Friday, December 5

the buddy system

it has occurred to me that simply having the right answers is not enough.
for 8 years, i have been telling myself that if there was a god, then doing the do's and don't's of christianity would fix this depression, this hole in my chest.
out of the many friends that i have, none truly know what i struggle with, the dreams that have been crushed in my life.
at this point in my life, i don't have enough faith to know what real love is.
i don't even think i know what real faith is.

but i've been reminded of something.
my life, all of our lives, are like a journey.
we're born, we live, we die.
and sometime between the beginning and the end, we pursue what we think will satisfy us. rarely do we think about after we die, because who would with a life full of dreams and goals?
and for what? a life of fame, success, a legacy? what kind of legacy? and to who?
who is going to remember us ten, fifty, 100 years from now?
and honestly, i've gone from poor to wealthy and now i'm back to poor.
i've had my highs and lows.
i've spent nights lonely and depressed.
because of what? what am i doing wrong? is this what i have to look forward to for the rest of my life?

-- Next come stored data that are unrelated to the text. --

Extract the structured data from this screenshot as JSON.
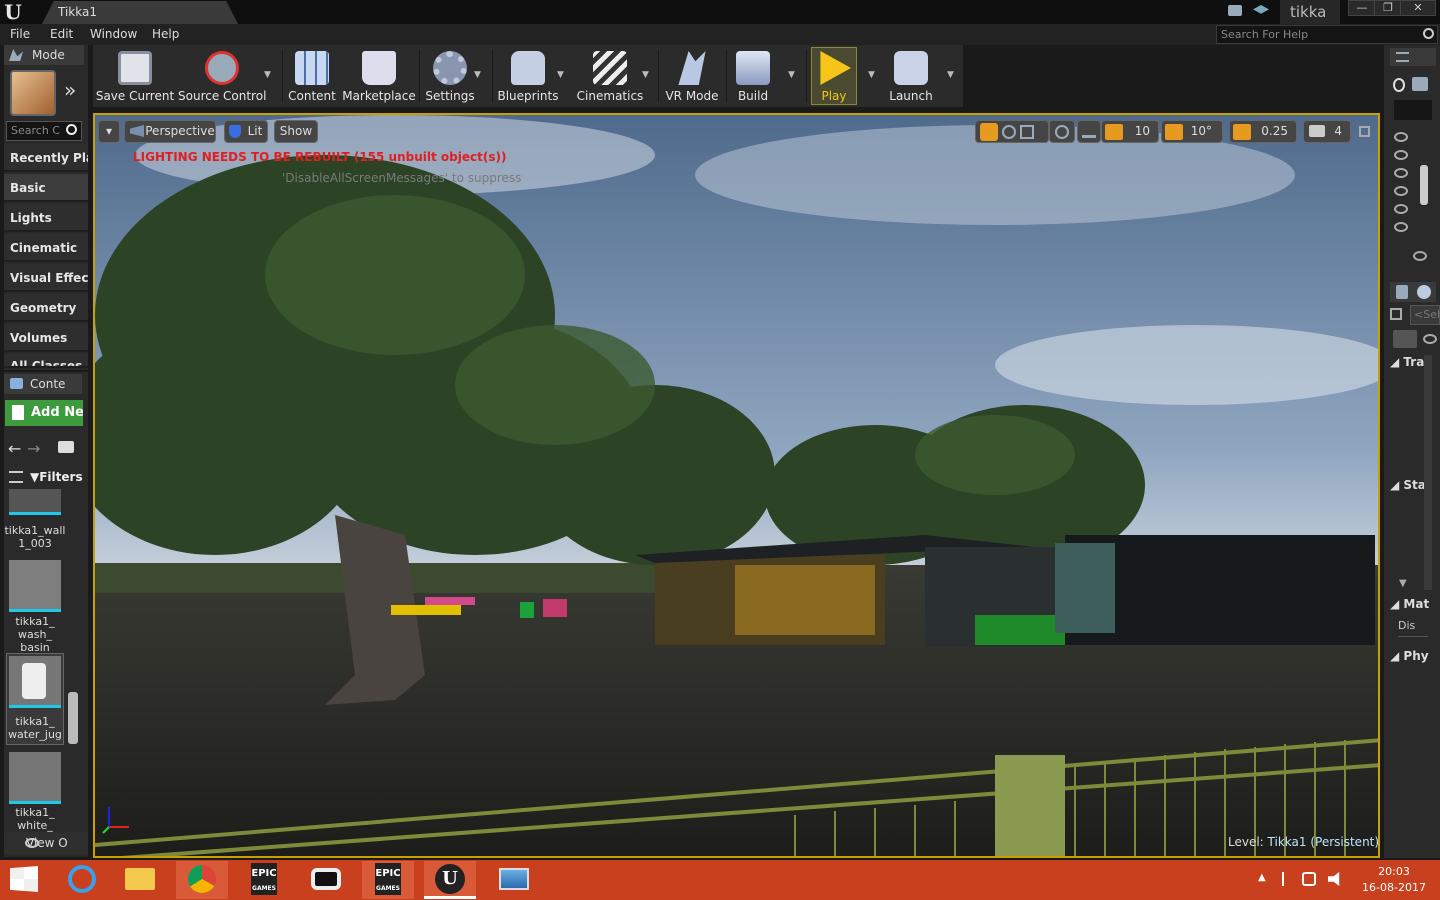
{
  "window": {
    "tab_title": "Tikka1",
    "project_name": "tikka",
    "minimize": "—",
    "maximize": "❐",
    "close": "✕"
  },
  "menu": {
    "items": [
      "File",
      "Edit",
      "Window",
      "Help"
    ],
    "search_placeholder": "Search For Help"
  },
  "modes": {
    "tab_label": "Mode",
    "search_placeholder": "Search C",
    "categories": [
      {
        "label": "Recently Plac",
        "selected": false
      },
      {
        "label": "Basic",
        "selected": true
      },
      {
        "label": "Lights",
        "selected": false
      },
      {
        "label": "Cinematic",
        "selected": false
      },
      {
        "label": "Visual Effect",
        "selected": false
      },
      {
        "label": "Geometry",
        "selected": false
      },
      {
        "label": "Volumes",
        "selected": false
      },
      {
        "label": "All Classes",
        "selected": false
      }
    ]
  },
  "content_browser": {
    "tab_label": "Conte",
    "add_new": "Add Ne",
    "filters": "Filters",
    "view_options": "View O",
    "assets": [
      {
        "name_line1": "tikka1_wall",
        "name_line2": "1_003"
      },
      {
        "name_line1": "tikka1_",
        "name_line2": "wash_",
        "name_line3": "basin"
      },
      {
        "name_line1": "tikka1_",
        "name_line2": "water_jug"
      },
      {
        "name_line1": "tikka1_",
        "name_line2": "white_"
      }
    ]
  },
  "toolbar": {
    "save_current": "Save Current",
    "source_control": "Source Control",
    "content": "Content",
    "marketplace": "Marketplace",
    "settings": "Settings",
    "blueprints": "Blueprints",
    "cinematics": "Cinematics",
    "vr_mode": "VR Mode",
    "build": "Build",
    "play": "Play",
    "launch": "Launch",
    "play_color": "#f5c518"
  },
  "viewport": {
    "perspective": "Perspective",
    "lit": "Lit",
    "show": "Show",
    "grid_snap": "10",
    "rotation_snap": "10°",
    "scale_snap": "0.25",
    "camera_speed": "4",
    "lighting_warning": "LIGHTING NEEDS TO BE REBUILT (155 unbuilt object(s))",
    "suppress_hint": "'DisableAllScreenMessages' to suppress",
    "level_prefix": "Level:",
    "level_name": "Tikka1 (Persistent)",
    "warning_color": "#e02020",
    "highlight_color": "#c8a000"
  },
  "details": {
    "select_placeholder": "<Sel",
    "sections": [
      "Tra",
      "Sta",
      "Mat",
      "Phy"
    ],
    "dis_label": "Dis"
  },
  "taskbar": {
    "time": "20:03",
    "date": "16-08-2017",
    "epic_label": "EPIC",
    "games_label": "GAMES"
  }
}
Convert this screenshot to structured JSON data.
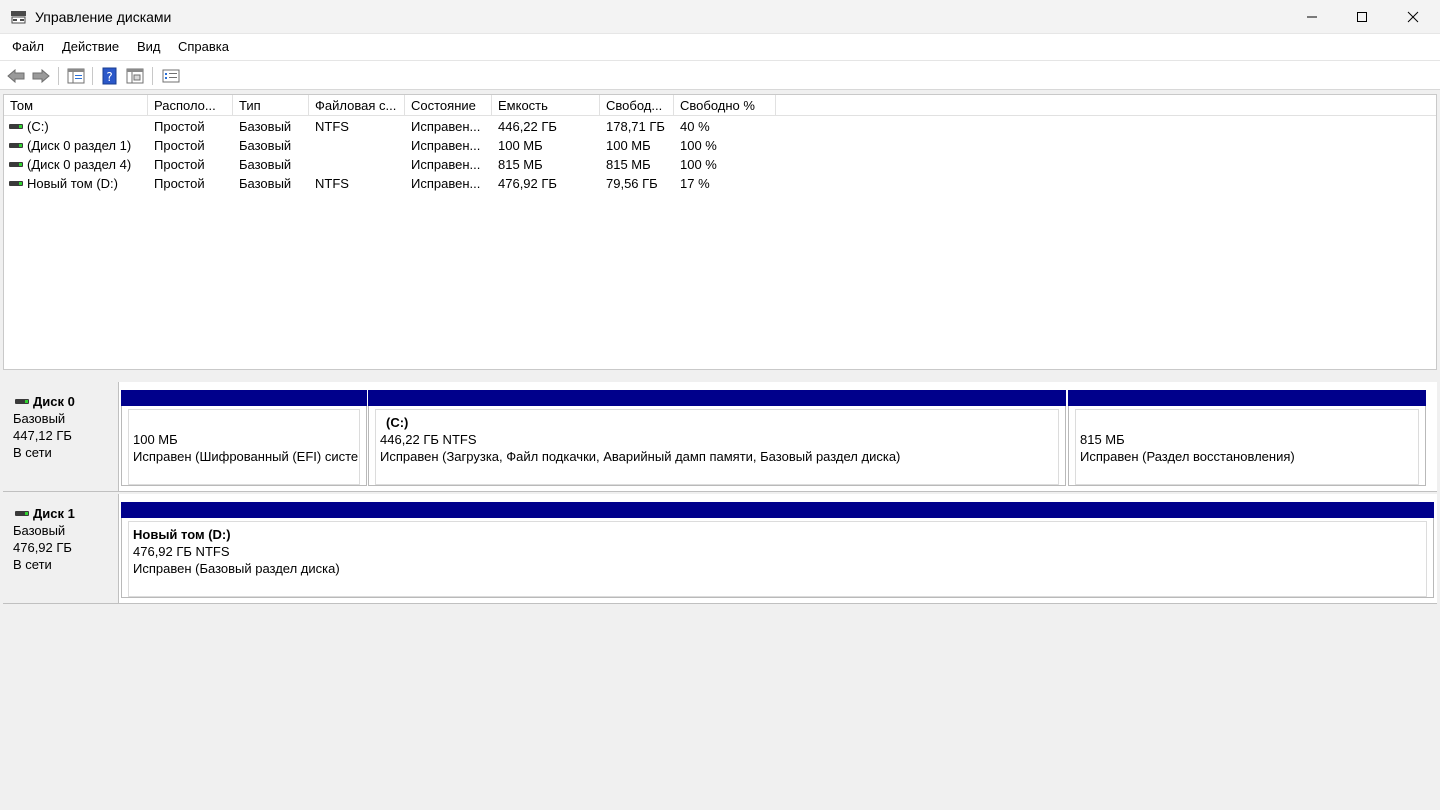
{
  "window": {
    "title": "Управление дисками"
  },
  "menu": [
    "Файл",
    "Действие",
    "Вид",
    "Справка"
  ],
  "toolbar": {
    "icons": [
      "back-arrow-icon",
      "forward-arrow-icon",
      "console-tree-icon",
      "help-icon",
      "properties-icon",
      "list-view-icon"
    ]
  },
  "columns": [
    "Том",
    "Располо...",
    "Тип",
    "Файловая с...",
    "Состояние",
    "Емкость",
    "Свобод...",
    "Свободно %"
  ],
  "volumes": [
    {
      "name": " (C:)",
      "layout": "Простой",
      "type": "Базовый",
      "fs": "NTFS",
      "status": "Исправен...",
      "capacity": "446,22 ГБ",
      "free": "178,71 ГБ",
      "free_pct": "40 %"
    },
    {
      "name": "(Диск 0 раздел 1)",
      "layout": "Простой",
      "type": "Базовый",
      "fs": "",
      "status": "Исправен...",
      "capacity": "100 МБ",
      "free": "100 МБ",
      "free_pct": "100 %"
    },
    {
      "name": "(Диск 0 раздел 4)",
      "layout": "Простой",
      "type": "Базовый",
      "fs": "",
      "status": "Исправен...",
      "capacity": "815 МБ",
      "free": "815 МБ",
      "free_pct": "100 %"
    },
    {
      "name": "Новый том (D:)",
      "layout": "Простой",
      "type": "Базовый",
      "fs": "NTFS",
      "status": "Исправен...",
      "capacity": "476,92 ГБ",
      "free": "79,56 ГБ",
      "free_pct": "17 %"
    }
  ],
  "disks": [
    {
      "name": "Диск 0",
      "type": "Базовый",
      "size": "447,12 ГБ",
      "state": "В сети",
      "partitions": [
        {
          "title": "",
          "size": "100 МБ",
          "status": "Исправен (Шифрованный (EFI) системный раздел)"
        },
        {
          "title": "(C:)",
          "size": "446,22 ГБ NTFS",
          "status": "Исправен (Загрузка, Файл подкачки, Аварийный дамп памяти, Базовый раздел диска)"
        },
        {
          "title": "",
          "size": "815 МБ",
          "status": "Исправен (Раздел восстановления)"
        }
      ]
    },
    {
      "name": "Диск 1",
      "type": "Базовый",
      "size": "476,92 ГБ",
      "state": "В сети",
      "partitions": [
        {
          "title": "Новый том  (D:)",
          "size": "476,92 ГБ NTFS",
          "status": "Исправен (Базовый раздел диска)"
        }
      ]
    }
  ],
  "colors": {
    "partition_bar": "#00008b",
    "background": "#f0f0f0"
  }
}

i don't want that. i don't want to just make it. i don't want to barely make it.
i want to love just for the sake of loving. i want to be good, not out of obligation, but because that is who i am.
i want to reach out and touch someone.
i don't want to be selfish. i want to share my life with someone.
i want to look past all the despair and hopelessness around me and follow the only God that i can trust in.
the one who has never failed me.
the one who never will stop loving me.